I have just uploaded a patch to 5.1.40 that adds support for the use of SSL CRL (Certificate Revocation Lists). Use of the CRL is critical is you really want to manage your SSL certificates, but if you don't understand why that's true, you probably don't care about this patch.

I've commented on the bug ID (http://bugs.mysql.com/bug.php?id=31224) where this was requested as a feature, and the patch is available there.

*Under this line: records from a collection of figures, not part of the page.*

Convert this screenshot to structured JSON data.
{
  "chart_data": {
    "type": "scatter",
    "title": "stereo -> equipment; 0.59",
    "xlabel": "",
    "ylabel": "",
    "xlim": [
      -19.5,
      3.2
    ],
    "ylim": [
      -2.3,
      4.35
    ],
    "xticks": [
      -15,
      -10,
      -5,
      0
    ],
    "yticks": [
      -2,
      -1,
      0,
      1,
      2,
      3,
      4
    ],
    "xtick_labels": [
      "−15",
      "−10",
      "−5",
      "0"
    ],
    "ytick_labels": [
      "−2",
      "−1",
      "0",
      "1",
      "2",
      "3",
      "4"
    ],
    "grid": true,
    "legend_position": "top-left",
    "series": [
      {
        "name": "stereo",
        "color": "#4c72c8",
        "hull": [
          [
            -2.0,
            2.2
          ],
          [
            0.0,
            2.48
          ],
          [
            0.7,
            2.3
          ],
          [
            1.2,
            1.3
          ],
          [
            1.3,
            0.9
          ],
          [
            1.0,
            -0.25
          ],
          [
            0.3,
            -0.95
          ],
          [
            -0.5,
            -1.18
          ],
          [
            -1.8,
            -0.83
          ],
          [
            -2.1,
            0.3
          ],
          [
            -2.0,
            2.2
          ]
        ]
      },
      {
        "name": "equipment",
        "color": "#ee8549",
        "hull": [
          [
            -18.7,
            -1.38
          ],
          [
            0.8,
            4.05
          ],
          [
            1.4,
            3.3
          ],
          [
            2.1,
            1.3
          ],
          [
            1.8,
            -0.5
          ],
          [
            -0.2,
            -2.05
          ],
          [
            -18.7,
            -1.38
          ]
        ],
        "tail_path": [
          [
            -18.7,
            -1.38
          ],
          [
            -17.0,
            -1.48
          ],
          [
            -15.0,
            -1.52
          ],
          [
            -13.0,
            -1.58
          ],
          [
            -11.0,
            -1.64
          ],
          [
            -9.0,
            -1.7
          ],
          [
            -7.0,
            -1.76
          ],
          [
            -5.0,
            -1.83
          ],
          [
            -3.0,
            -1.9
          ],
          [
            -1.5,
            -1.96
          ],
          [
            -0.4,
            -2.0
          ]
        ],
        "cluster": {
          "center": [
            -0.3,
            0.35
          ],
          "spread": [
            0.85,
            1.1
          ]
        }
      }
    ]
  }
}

I've build 5.1.40 on RHEL5.1, against OpenSSL 0.9.8k, and manually verified that the CRL works as expected. I happen to have a highly automated SSL infrastructure that makes this fairly easy to test, however, I have NOT enhanced the automated mysql test suite, nor have I test this on any other platforms.

If you are interested in really managing your SSL certificates, and have found the lack of CRL support frustrating, please give the patch a try, and let me know how well it works for you.

For those interested, I will also be patching perl's DBD::mysql to add support for client-side certificate validation that uses the CRL as well. That part's easy: I already patched IO::Socket::SSL to do so, and the code changes are almost identical. Patching the docs will take more time than patching the code :-P

Anyway, I hope others find this work useful, and if it proves to be so, I'll try to get this included in the next release of the GA code, if it proves acceptable to the MySQL code's gate keepers (I'm VERY new to this community, if not the MySQL product itself).